Yeni Delhi merkezli düşünce kuruluşu Hindistan Uluslararası Ekonomik İlişkiler Araştırma Konseyi'nde misafir profesör olan Radhicka Kapoor, şirketler işlerini ve yatırımlarını Çin'in ötesinde çeşitlendirmeye baktıkça, Hindistan'ın avantaj elde etmek için iyi bir konumda olduğunu söyledi. Çin o kadar hızlı yaşlanıyor ki, 60 yaş üstü nüfusunun oranı şu anda yüzde 20 iken 2035 yılında yüzde 30'a çıkacak. Son yıllarda bir üretim merkezi olarak ortaya çıkan Vietnam da hızla yaşlanmaktadır. Hindistan'ın 15-64 yaş grubundaki nüfusu, uzun süredir Çin'in üretim pastasından pay almak için olası bir rakip olarak görülen bir diğer ülke olan Filipinler'den biraz daha yüksek. 

Al Jazeera'ye konuşan Kapoor, çalışma çağındaki büyük nüfusun Hindistan'ı sadece işgücü piyasası açısından değil, aynı zamanda ülkenin mal ve hizmetler için büyük bir pazar olarak hareket edebilmesi açısından da cazip kıldığını söyledi. Bu cazibenin bazı işaretleri şimdiden görülüyor. Tayvanlı fason üretici Foxconn'un, Apple'ın AirPods olarak bilinen kablosuz kulaklıklarını üretmek üzere Hindistan'da bir fabrika kurmak için sipariş aldığı açıklandı. Geçtiğimiz yıl Foxconn, Hint madencilik devi Vedanta ile Gujarat eyaletinde ülkenin ilk özel yarı iletken ve ekran üretim tesisini kurmak üzere 20 milyar dolar yatırım yapmak için bir anlaşma imzaladı. 

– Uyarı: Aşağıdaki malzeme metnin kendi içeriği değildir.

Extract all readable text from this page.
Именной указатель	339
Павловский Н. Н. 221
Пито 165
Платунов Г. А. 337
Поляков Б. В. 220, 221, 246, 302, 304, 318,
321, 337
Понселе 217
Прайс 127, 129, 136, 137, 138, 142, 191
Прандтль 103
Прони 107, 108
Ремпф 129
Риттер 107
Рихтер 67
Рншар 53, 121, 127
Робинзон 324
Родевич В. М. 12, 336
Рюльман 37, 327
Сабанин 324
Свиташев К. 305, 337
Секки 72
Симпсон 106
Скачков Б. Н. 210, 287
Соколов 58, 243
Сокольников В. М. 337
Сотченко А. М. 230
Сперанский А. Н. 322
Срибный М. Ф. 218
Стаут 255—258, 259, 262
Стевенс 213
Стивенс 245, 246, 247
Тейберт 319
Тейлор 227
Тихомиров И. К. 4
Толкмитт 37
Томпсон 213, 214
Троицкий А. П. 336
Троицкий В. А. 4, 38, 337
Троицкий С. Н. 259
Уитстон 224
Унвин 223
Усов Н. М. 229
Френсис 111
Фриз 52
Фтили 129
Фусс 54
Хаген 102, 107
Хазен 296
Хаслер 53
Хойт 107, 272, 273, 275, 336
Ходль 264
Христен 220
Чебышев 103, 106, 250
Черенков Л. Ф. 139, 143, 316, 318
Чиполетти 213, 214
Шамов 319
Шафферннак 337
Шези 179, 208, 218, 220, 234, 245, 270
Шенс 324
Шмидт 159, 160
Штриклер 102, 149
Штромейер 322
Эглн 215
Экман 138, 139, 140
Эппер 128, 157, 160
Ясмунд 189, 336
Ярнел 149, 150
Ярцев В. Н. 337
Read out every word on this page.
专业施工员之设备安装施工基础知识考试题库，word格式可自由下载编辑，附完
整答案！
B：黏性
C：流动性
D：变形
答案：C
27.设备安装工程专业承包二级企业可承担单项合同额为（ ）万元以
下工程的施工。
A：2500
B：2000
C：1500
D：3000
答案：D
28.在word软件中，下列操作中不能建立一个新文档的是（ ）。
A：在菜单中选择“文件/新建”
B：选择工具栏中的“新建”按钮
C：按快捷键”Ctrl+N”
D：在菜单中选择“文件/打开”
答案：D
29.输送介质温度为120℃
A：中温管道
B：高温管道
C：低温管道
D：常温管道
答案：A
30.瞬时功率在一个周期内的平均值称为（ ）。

Kapoor, "Aynı zamanda pek çok yatırımcı becerilere de bakıyor ve vasıflı işgücü eksikliği Hindistan'ın beklentilerine gerçekten zarar verebilir" uyarısında bulundu. Kapoor, "Hindistan'ın küresel bir lider olduğu bilgi teknolojisi gibi alanlar da dahil olmak üzere hizmet sektöründe çok yüksek vasıflı işgücüne sahip olmasına rağmen, işgücünün çekmek istediğimiz üst düzey imalat sanayileri için gereken eğitimden yoksun. Geleneksel olarak beşeri sermayeye yeterince yatırım yapmadığımız için bu bizim miras sorunumuz oldu" ifadelerini kullandı. Ekonomistler, bu başarısızlığın çok yakında Hindistan'ın başına bela olabileceği konusunda uyarıyor. 

 

Hindistan'ın işgücü sonsuza kadar genç kalmayacak. Doğurganlık oranlarının düşmesiyle birlikte, ülkenin 2018-19 ekonomik araştırmasında yapılan tahminlere göre, Hindistan'ın çalışma çağındaki nüfusunun (20-59 yaş) 2041 yılına kadar toplam nüfusun yüzde 59'una ulaşması bekleniyor. Himanshu, "Önümüzde küçük bir pencere var. Nüfus rakamlarının demografik kazanımla ne yapmanız gerektiğini belirlemek kadar önemli olduğunu düşünmüyorum" dedi. CMIE'den Vyas'a göre, Bangladeş ve hatta Vietnam gibi ülkeler yaşlanan nüfuslarına rağmen yatırım çekme ve istihdam yaratma konusunda Hindistan'dan daha fazla kazanç elde edebilirler. Dünya Bankası'na göre, Bangladeş'te 2011-2020 yılları arasında GSYH'nin yüzde 6,5'i oranında gerçekleşen kamu yatırımları, Hindistan'ın kamu yatırımlarının GSYH'ye oranının iki katına denk geliyor.

"Bir kez ele geçecek bir fırsat"

Ekonomistlere göre Hindistan hükümetinin bu algıyı değiştirmek için hızla harekete geçmesi ve yeterli sayıda kaliteli istihdam yaratacak teşvikler sağlaması gerekiyor. Kapoor, ülkenin hayatta bir kez ele geçecek bir fırsata sahip olduğunu söyledi. Bunu değerlendirmek için çıraklık programlarını güçlendirmek ve çalışanların becerilerini geliştirmek için kamu ve özel sektör arasındaki ortaklıkları genişletmek gerektiğini söyledi. Vyas bu fırsatın aynı şekilde bir krize dönüşmesinden korkuyor. Hindistan'ın yatırımları artırması ve tüm insanları işgücüne dahil etmesi gerektiğini söyledi. Aksi takdirde, çok övünülen kar payının demografik bir felakete dönüşebileceği uyarısında bulundu.